The input data files animals.csv and franimals.csv are simply lists of animal names that are used in automated naming of output files simply to make them easier to read and distinguish.  The LakeMendoEvapData.csv file was obtained from the HEC-ResSim model of the Upper Russian River.  The data in InputData.csv was also obtained from the HEC-ResSim model of the Upper Russian River.

The time period spanned by the input data begins on 1950-01-01 and ends on 2010-12-31.

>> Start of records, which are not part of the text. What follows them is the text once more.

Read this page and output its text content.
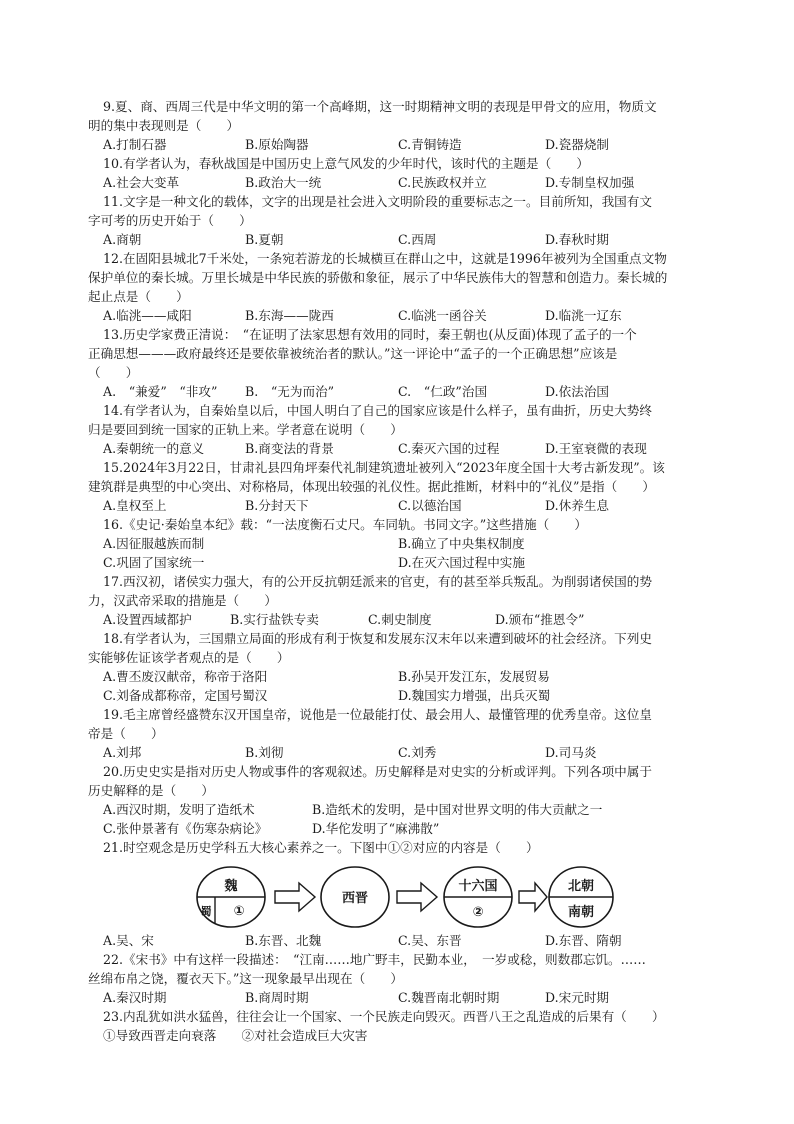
9.夏、商、西周三代是中华文明的第一个高峰期，这一时期精神文明的表现是甲骨文的应用，物质文
明的集中表现则是（　　）
A.打制石器	B.原始陶器	C.青铜铸造	D.瓷器烧制
10.有学者认为，春秋战国是中国历史上意气风发的少年时代，该时代的主题是（　　）
A.社会大变革	B.政治大一统	C.民族政权并立	D.专制皇权加强
11.文字是一种文化的载体，文字的出现是社会进入文明阶段的重要标志之一。目前所知，我国有文
字可考的历史开始于（　　）
A.商朝	B.夏朝	C.西周	D.春秋时期
12.在固阳县城北7千米处，一条宛若游龙的长城横亘在群山之中，这就是1996年被列为全国重点文物
保护单位的秦长城。万里长城是中华民族的骄傲和象征，展示了中华民族伟大的智慧和创造力。秦长城的
起止点是（　　）
A.临洮——咸阳	B.东海——陇西	C.临洮一函谷关	D.临洮一辽东
13.历史学家费正清说：　“在证明了法家思想有效用的同时，秦王朝也(从反面)体现了孟子的一个
正确思想———政府最终还是要依靠被统治者的默认。”这一评论中“孟子的一个正确思想”应该是
（　　）
A.　“兼爱”　“非攻” B.　“无为而治”	C.　“仁政”治国	D.依法治国
14.有学者认为，自秦始皇以后，中国人明白了自己的国家应该是什么样子，虽有曲折，历史大势终
归是要回到统一国家的正轨上来。学者意在说明（　　）
A.秦朝统一的意义	B.商变法的背景	C.秦灭六国的过程	D.王室衰微的表现
15.2024年3月22日，甘肃礼县四角坪秦代礼制建筑遗址被列入“2023年度全国十大考古新发现”。该
建筑群是典型的中心突出、对称格局，体现出较强的礼仪性。据此推断，材料中的“礼仪”是指（　　）
A.皇权至上	B.分封天下	C.以德治国	D.休养生息
16.《史记·秦始皇本纪》载：“一法度衡石丈尺。车同轨。书同文字。”这些措施（　　）
A.因征服越族而制	B.确立了中央集权制度
C.巩固了国家统一	D.在灭六国过程中实施
17.西汉初，诸侯实力强大，有的公开反抗朝廷派来的官吏，有的甚至举兵叛乱。为削弱诸侯国的势
力，汉武帝采取的措施是（　　）
A.设置西域都护	B.实行盐铁专卖	C.刺史制度	D.颁布“推恩令”
18.有学者认为，三国鼎立局面的形成有利于恢复和发展东汉末年以来遭到破坏的社会经济。下列史
实能够佐证该学者观点的是（　　）
A.曹丕废汉献帝，称帝于洛阳	B.孙吴开发江东，发展贸易
C.刘备成都称帝，定国号蜀汉	D.魏国实力增强，出兵灭蜀
19.毛主席曾经盛赞东汉开国皇帝，说他是一位最能打仗、最会用人、最懂管理的优秀皇帝。这位皇
帝是（　　）
A.刘邦	B.刘彻	C.刘秀	D.司马炎
20.历史史实是指对历史人物或事件的客观叙述。历史解释是对史实的分析或评判。下列各项中属于
历史解释的是（　　）
A.西汉时期，发明了造纸术	B.造纸术的发明，是中国对世界文明的伟大贡献之一
C.张仲景著有《伤寒杂病论》	D.华佗发明了“麻沸散”
21.时空观念是历史学科五大核心素养之一。下图中①②对应的内容是（　　）
魏
蜀 ①
西晋
十六国
②
北朝
南朝
A.吴、宋	B.东晋、北魏	C.吴、东晋	D.东晋、隋朝
22.《宋书》中有这样一段描述：　“江南……地广野丰，民勤本业，　一岁或稔，则数郡忘饥。……
丝绵布帛之饶，覆衣天下。”这一现象最早出现在（　　）
A.秦汉时期	B.商周时期	C.魏晋南北朝时期	D.宋元时期
23.内乱犹如洪水猛兽，往往会让一个国家、一个民族走向毁灭。西晋八王之乱造成的后果有（　　）
①导致西晋走向衰落　　②对社会造成巨大灾害
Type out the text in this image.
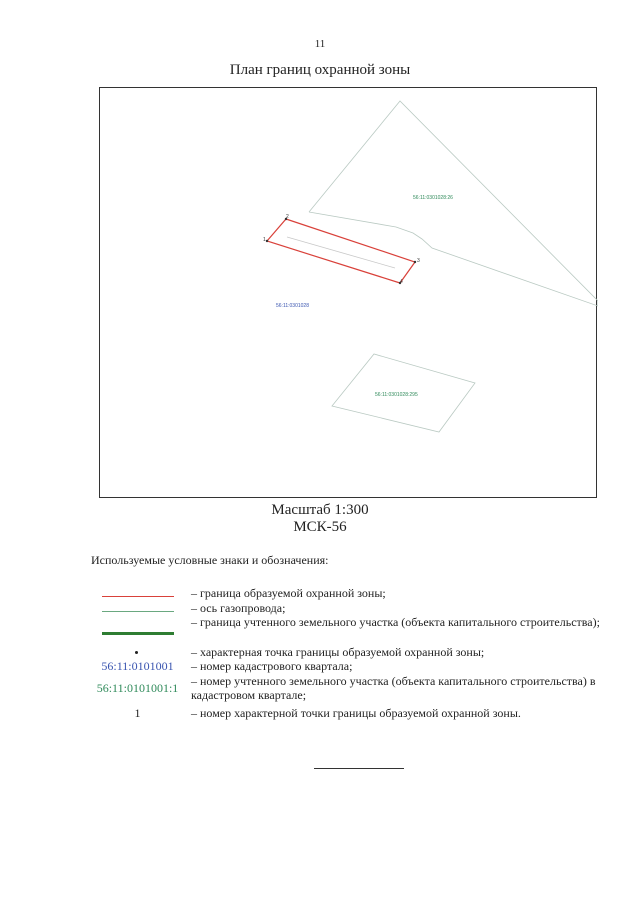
11
План границ охранной зоны
56:11:0301028:26
56:11:0301028
56:11:0301028:295
1
2
3
4
Масштаб 1:300
МСК-56
Используемые условные знаки и обозначения:
– граница образуемой охранной зоны;
– ось газопровода;
– граница учтенного земельного участка (объекта капитального строительства);
– характерная точка границы образуемой охранной зоны;
56:11:0101001	– номер кадастрового квартала;
56:11:0101001:1 – номер учтенного земельного участка (объекта капитального строительства) в кадастровом квартале;
1	– номер характерной точки границы образуемой охранной зоны.
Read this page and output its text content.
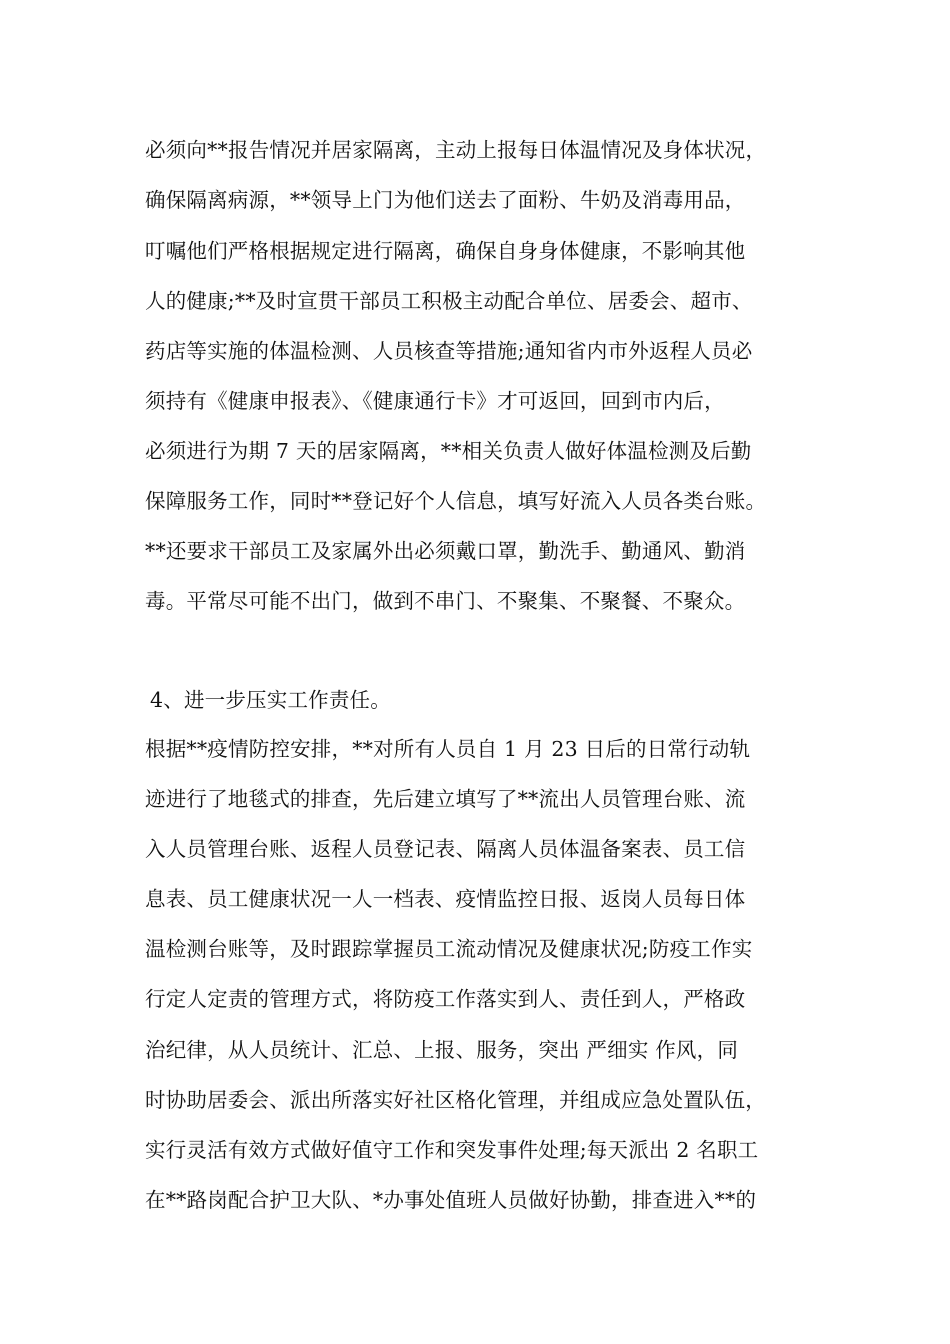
必须向**报告情况并居家隔离，主动上报每日体温情况及身体状况，
确保隔离病源，**领导上门为他们送去了面粉、牛奶及消毒用品，
叮嘱他们严格根据规定进行隔离，确保自身身体健康，不影响其他
人的健康;**及时宣贯干部员工积极主动配合单位、居委会、超市、
药店等实施的体温检测、人员核查等措施;通知省内市外返程人员必
须持有《健康申报表》、《健康通行卡》才可返回，回到市内后，
必须进行为期 7 天的居家隔离，**相关负责人做好体温检测及后勤
保障服务工作，同时**登记好个人信息，填写好流入人员各类台账。
**还要求干部员工及家属外出必须戴口罩，勤洗手、勤通风、勤消
毒。平常尽可能不出门，做到不串门、不聚集、不聚餐、不聚众。
4、进一步压实工作责任。
根据**疫情防控安排，**对所有人员自 1 月 23 日后的日常行动轨
迹进行了地毯式的排查，先后建立填写了**流出人员管理台账、流
入人员管理台账、返程人员登记表、隔离人员体温备案表、员工信
息表、员工健康状况一人一档表、疫情监控日报、返岗人员每日体
温检测台账等，及时跟踪掌握员工流动情况及健康状况;防疫工作实
行定人定责的管理方式，将防疫工作落实到人、责任到人，严格政
治纪律，从人员统计、汇总、上报、服务，突出 严细实 作风，同
时协助居委会、派出所落实好社区格化管理，并组成应急处置队伍，
实行灵活有效方式做好值守工作和突发事件处理;每天派出 2 名职工
在**路岗配合护卫大队、*办事处值班人员做好协勤，排查进入**的
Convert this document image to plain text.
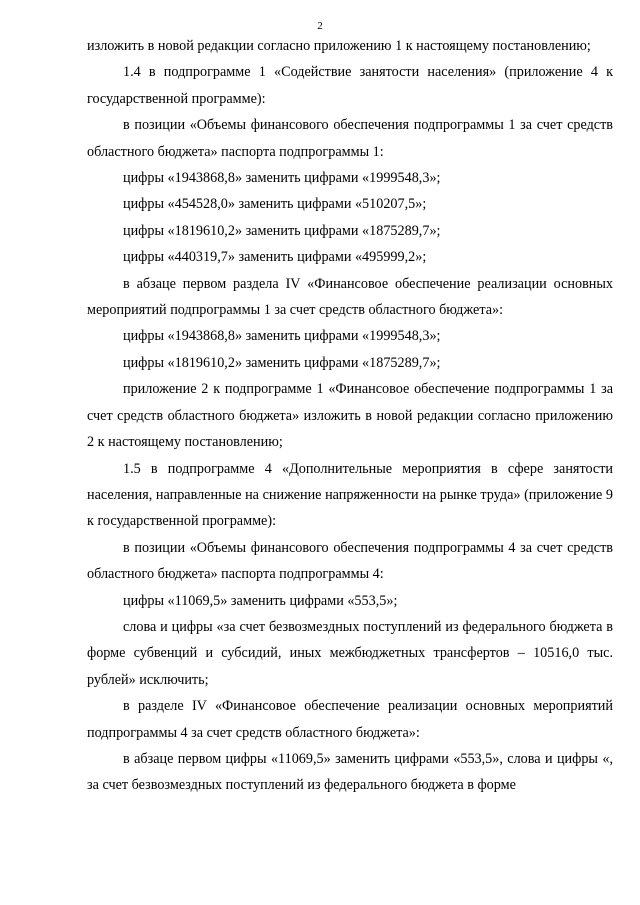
2

изложить в новой редакции согласно приложению 1 к настоящему постановлению;

1.4 в подпрограмме 1 «Содействие занятости населения» (приложение 4 к государственной программе):

в позиции «Объемы финансового обеспечения подпрограммы 1 за счет средств областного бюджета» паспорта подпрограммы 1:

цифры «1943868,8» заменить цифрами «1999548,3»;

цифры «454528,0» заменить цифрами «510207,5»;

цифры «1819610,2» заменить цифрами «1875289,7»;

цифры «440319,7» заменить цифрами «495999,2»;

в абзаце первом раздела IV «Финансовое обеспечение реализации основных мероприятий подпрограммы 1 за счет средств областного бюджета»:

цифры «1943868,8» заменить цифрами «1999548,3»;

цифры «1819610,2» заменить цифрами «1875289,7»;

приложение 2 к подпрограмме 1 «Финансовое обеспечение подпрограммы 1 за счет средств областного бюджета» изложить в новой редакции согласно приложению 2 к настоящему постановлению;

1.5 в подпрограмме 4 «Дополнительные мероприятия в сфере занятости населения, направленные на снижение напряженности на рынке труда» (приложение 9 к государственной программе):

в позиции «Объемы финансового обеспечения подпрограммы 4 за счет средств областного бюджета» паспорта подпрограммы 4:

цифры «11069,5» заменить цифрами «553,5»;

слова и цифры «за счет безвозмездных поступлений из федерального бюджета в форме субвенций и субсидий, иных межбюджетных трансфертов – 10516,0 тыс. рублей» исключить;

в разделе IV «Финансовое обеспечение реализации основных мероприятий подпрограммы 4 за счет средств областного бюджета»:

в абзаце первом цифры «11069,5» заменить цифрами «553,5», слова и цифры «, за счет безвозмездных поступлений из федерального бюджета в форме
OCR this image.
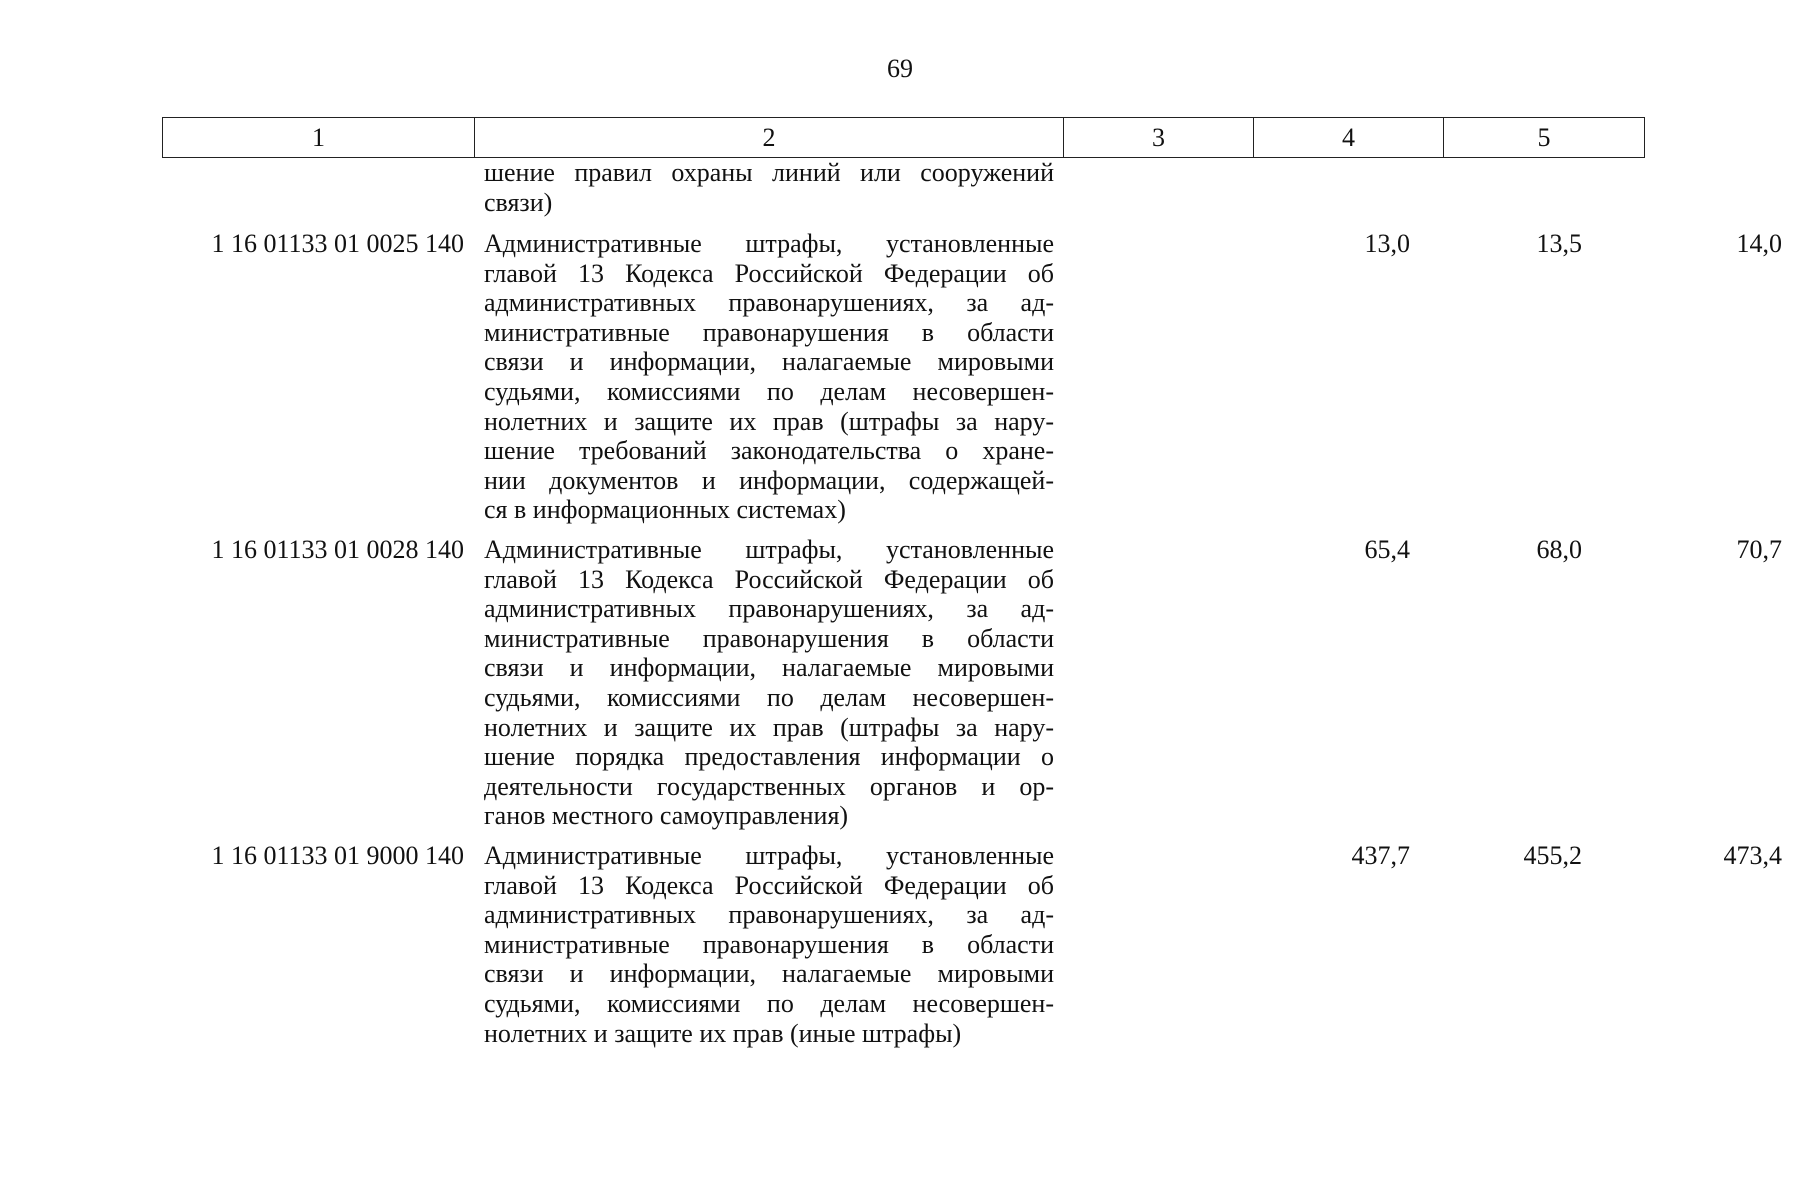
69
1	2	3	4	5
шение правил охраны линий или сооружений
связи)
1 16 01133 01 0025 140 Административные штрафы, установленные
главой 13 Кодекса Российской Федерации об
административных правонарушениях, за ад-
министративные правонарушения в области
связи и информации, налагаемые мировыми
судьями, комиссиями по делам несовершен-
нолетних и защите их прав (штрафы за нару-
шение требований законодательства о хране-
нии документов и информации, содержащей-
ся в информационных системах)
13,0	13,5	14,0
1 16 01133 01 0028 140 Административные штрафы, установленные
главой 13 Кодекса Российской Федерации об
административных правонарушениях, за ад-
министративные правонарушения в области
связи и информации, налагаемые мировыми
судьями, комиссиями по делам несовершен-
нолетних и защите их прав (штрафы за нару-
шение порядка предоставления информации о
деятельности государственных органов и ор-
ганов местного самоуправления)
65,4	68,0	70,7
1 16 01133 01 9000 140 Административные штрафы, установленные
главой 13 Кодекса Российской Федерации об
административных правонарушениях, за ад-
министративные правонарушения в области
связи и информации, налагаемые мировыми
судьями, комиссиями по делам несовершен-
нолетних и защите их прав (иные штрафы)
437,7	455,2	473,4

This data set contains 14 files including this README.txt file.  The files other than the README file are organized into two folders: SourceCode and SourceData.  The SourceData contains four .csv files.  These are:
1. animals.csv - names of animals (for use in output file names)
2. franimals.csv - names of animals in French (there were a lot of output files)
3. InputData.csv - time series data for inputs to the network at 10 nodes, and the withdrawal from the network at 5 nodes.
4. LakeMendoEvapData.csv - evaporation table for Lake Mendocino

The SourceCode folder contains 10 files:
1. dataprocessors.py - functions and classes for processing output
2. ddpg.py - contains the definition of the DDPG class, an object that is used for managing the learning process and owns the actor, critic and environment objects
3. ddpg_agent.py - defines the ActorNetwork, CriticNetwork classes
4. ddpg_env.py - defines the DDPGEnv class
5. main.py - defines a main function which can be executed from the command line prompt to perform the reinforcement learning process
6. main_sim.py - defines a main function that will run the simulation process which uses the state-value functions obtained through the DDPG reinforcement learning process along with the ensemble forecasts to operate the reservoir
7. main_ver.py - a simple function that runs a verification simulation to attempt to verify the reliability values from the state-value functions
8. params.txt - a text file that can be read into python to import most of the frequently modified parameters, used also as a record of a model run
9. perfectforecasts.py - a script to take the values from the input data set and put them into the same form as the ensemble forecasts to create a set of 'perfect' forecasts for comparison
10. replay_buffer.py - defines the ReplayBuffer, ReplayBufferOneStep, ReplayBufferNStep, and ReplayBufferNStepBiasCorrection classes.  These were built off of the ReplayBuffer class by Patrick Emami (see above) and were extended to allow for n-step rewards as well as bias correction

The column headings of the input data file correspond to the names assigned to each input in the HEC-ResSim model.  This same name is assigned to the 'name' attribute for the corresponding node in the environment object.